Guide2026-04-28

Mastering Document Summarization with Claude: From Basic Prompts to Advanced RAG Techniques

Learn how to summarize long documents with Claude AI, including prompt engineering, handling token limits, RAG-based summarization, and automated quality evaluation using ROUGE scores.

Quick Answer

A practical guide to summarizing documents with Claude, covering basic prompts, multi-shot techniques, guided summarization, handling long documents via RAG, and evaluating summary quality with automated metrics.

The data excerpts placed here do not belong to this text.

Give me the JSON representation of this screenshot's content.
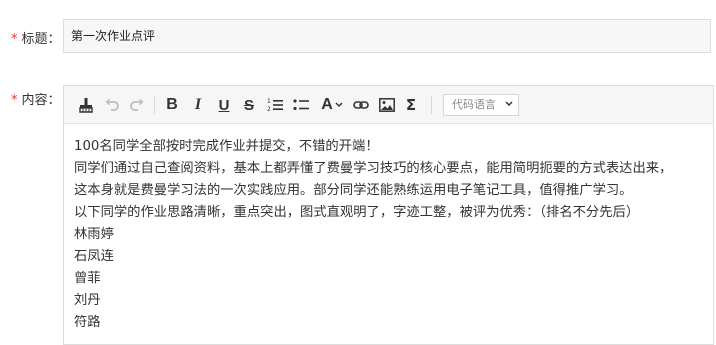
{
  "form": {
    "title": {
      "label": "标题：",
      "required_mark": "*",
      "value": "第一次作业点评"
    },
    "content": {
      "label": "内容：",
      "required_mark": "*"
    }
  },
  "toolbar": {
    "buttons": [
      "clear-format-icon",
      "undo-icon",
      "redo-icon",
      "bold-icon",
      "italic-icon",
      "underline-icon",
      "strikethrough-icon",
      "ordered-list-icon",
      "unordered-list-icon",
      "font-color-icon",
      "link-icon",
      "image-icon",
      "formula-icon"
    ],
    "bold_label": "B",
    "italic_label": "I",
    "underline_label": "U",
    "strike_label": "S",
    "font_color_label": "A",
    "formula_label": "Σ",
    "code_language": "代码语言"
  },
  "editor": {
    "lines": [
      "100名同学全部按时完成作业并提交，不错的开端！",
      "同学们通过自己查阅资料，基本上都弄懂了费曼学习技巧的核心要点，能用简明扼要的方式表达出来，",
      "这本身就是费曼学习法的一次实践应用。部分同学还能熟练运用电子笔记工具，值得推广学习。",
      "以下同学的作业思路清晰，重点突出，图式直观明了，字迹工整，被评为优秀：（排名不分先后）",
      "林雨婷",
      "石凤连",
      "曾菲",
      "刘丹",
      "符路"
    ]
  },
  "colors": {
    "required": "#e53935",
    "border": "#dcdcdc",
    "toolbar_bg": "#f6f6f6",
    "disabled_icon": "#bdbdbd"
  }
}
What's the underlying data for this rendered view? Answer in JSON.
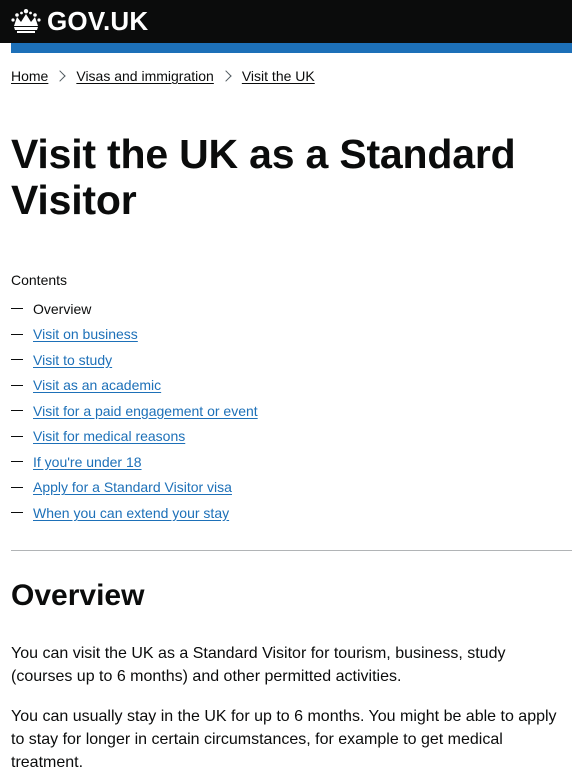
{
  "header": {
    "logo_text": "GOV.UK",
    "background_color": "#0b0c0c",
    "accent_bar_color": "#1d70b8",
    "logo_icon": "crown-icon"
  },
  "breadcrumbs": [
    {
      "label": "Home"
    },
    {
      "label": "Visas and immigration"
    },
    {
      "label": "Visit the UK"
    }
  ],
  "page": {
    "title": "Visit the UK as a Standard Visitor"
  },
  "contents": {
    "heading": "Contents",
    "items": [
      {
        "label": "Overview",
        "current": true
      },
      {
        "label": "Visit on business",
        "current": false
      },
      {
        "label": "Visit to study",
        "current": false
      },
      {
        "label": "Visit as an academic",
        "current": false
      },
      {
        "label": "Visit for a paid engagement or event",
        "current": false
      },
      {
        "label": "Visit for medical reasons",
        "current": false
      },
      {
        "label": "If you're under 18",
        "current": false
      },
      {
        "label": "Apply for a Standard Visitor visa",
        "current": false
      },
      {
        "label": "When you can extend your stay",
        "current": false
      }
    ],
    "link_color": "#1d70b8"
  },
  "section": {
    "heading": "Overview",
    "paragraphs": [
      "You can visit the UK as a Standard Visitor for tourism, business, study (courses up to 6 months) and other permitted activities.",
      "You can usually stay in the UK for up to 6 months. You might be able to apply to stay for longer in certain circumstances, for example to get medical treatment."
    ]
  }
}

summarizationprompt engineeringRAGClaude APIevaluation

Introduction

Summarization is one of the most powerful and practical applications of large language models like Claude. Whether you're a legal professional drowning in contracts, a researcher sifting through papers, or a business analyst reviewing quarterly reports, the ability to condense lengthy documents into concise, accurate summaries saves time and improves decision-making.

This guide walks you through the complete workflow of document summarization with Claude — from basic prompt techniques to advanced Retrieval-Augmented Generation (RAG) approaches for documents that exceed token limits. We'll also cover how to evaluate summary quality using automated metrics like ROUGE scores and tools like Promptfoo.

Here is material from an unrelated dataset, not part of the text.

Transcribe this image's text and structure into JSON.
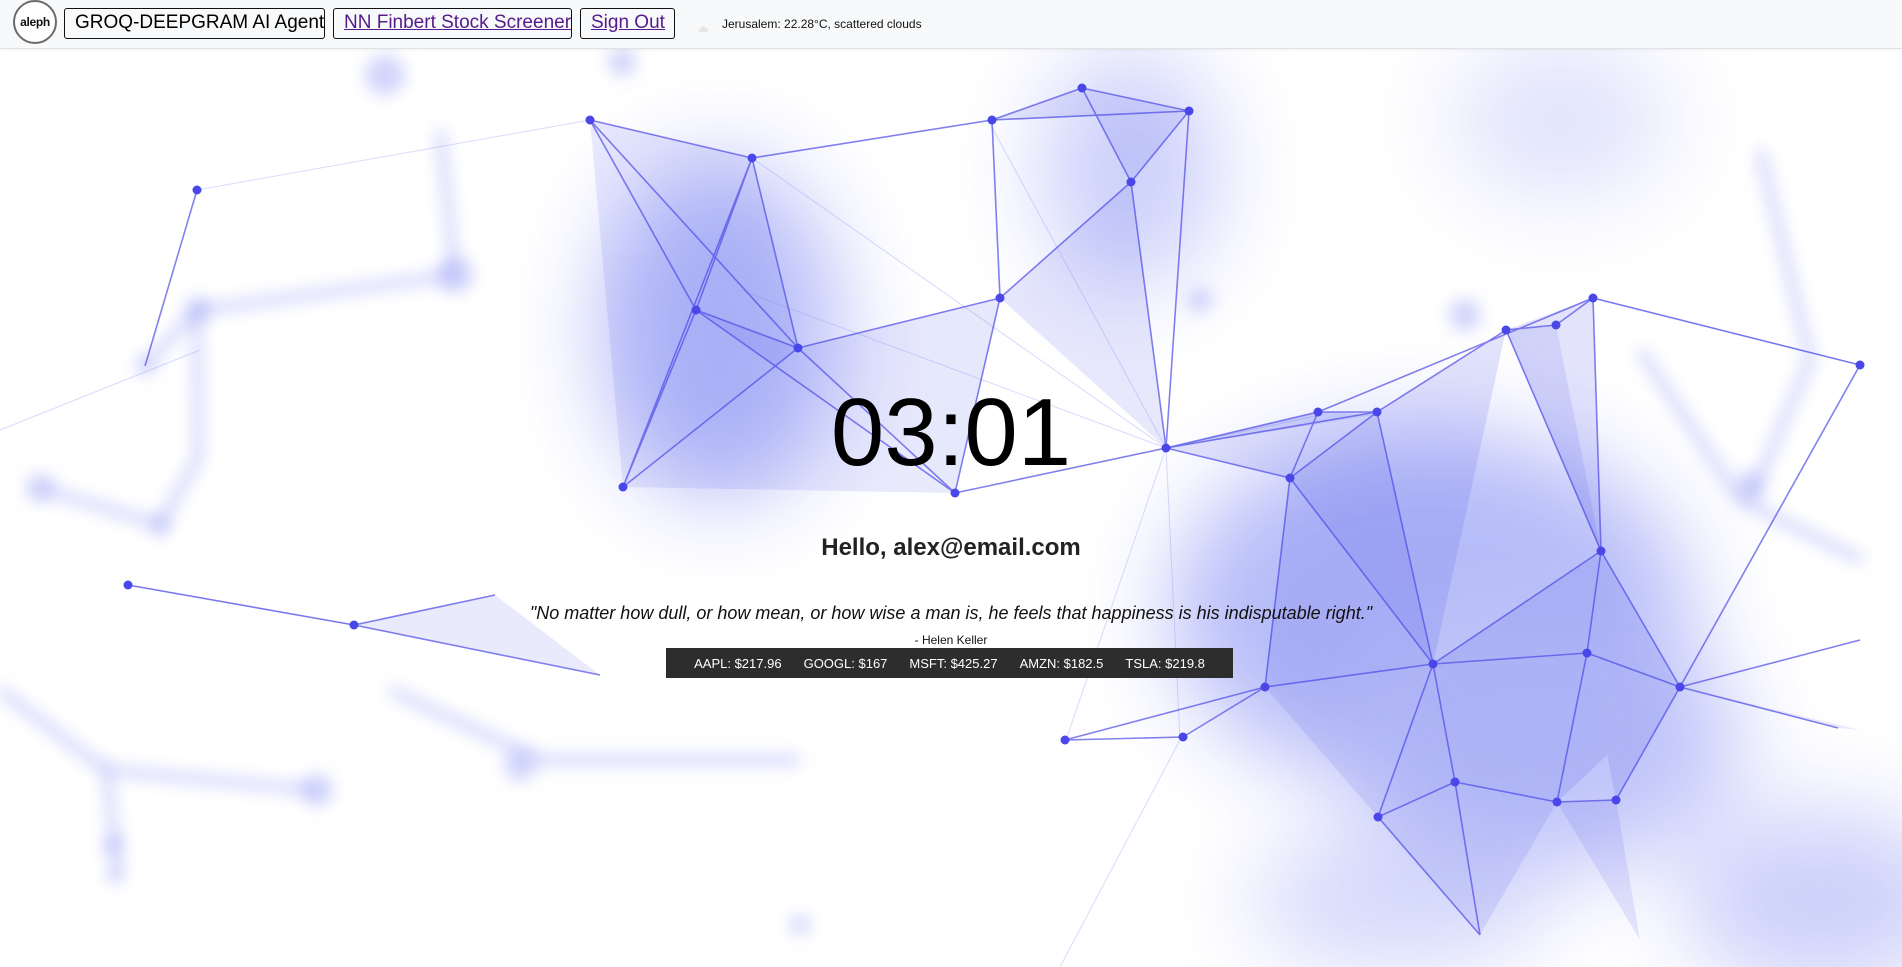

By the end, you'll have a reusable framework for building, testing, and refining summarization systems tailored to your specific domain.

Setup and Environment

Before we start, install the required packages:

pip install anthropic pypdf pandas matplotlib sklearn numpy rouge-score nltk seaborn promptfoo

You'll also need a valid Claude API key. Set it as an environment variable:

export ANTHROPIC_API_KEY="your-api-key-here"

Data Preparation

Most real-world documents come as PDFs. Here's a Python function to extract text from a PDF and clean it for summarization:

import pypdf
import re
def extract_text_from_pdf(pdf_path):
    reader = pypdf.PdfReader(pdf_path)
    text = ""
    for page in reader.pages:
        text += page.extract_text()
    return text
def clean_text(text):
    # Remove excessive whitespace
    text = re.sub(r'\s+', ' ', text)
    # Remove non-ASCII characters if needed
    text = text.encode('ascii', 'ignore').decode()
    return text.strip()
Example usage
raw_text = extract_text_from_pdf("sublease_agreement.pdf")
clean_text = clean_text(raw_text)
print(f"Extracted {len(clean_text)} characters")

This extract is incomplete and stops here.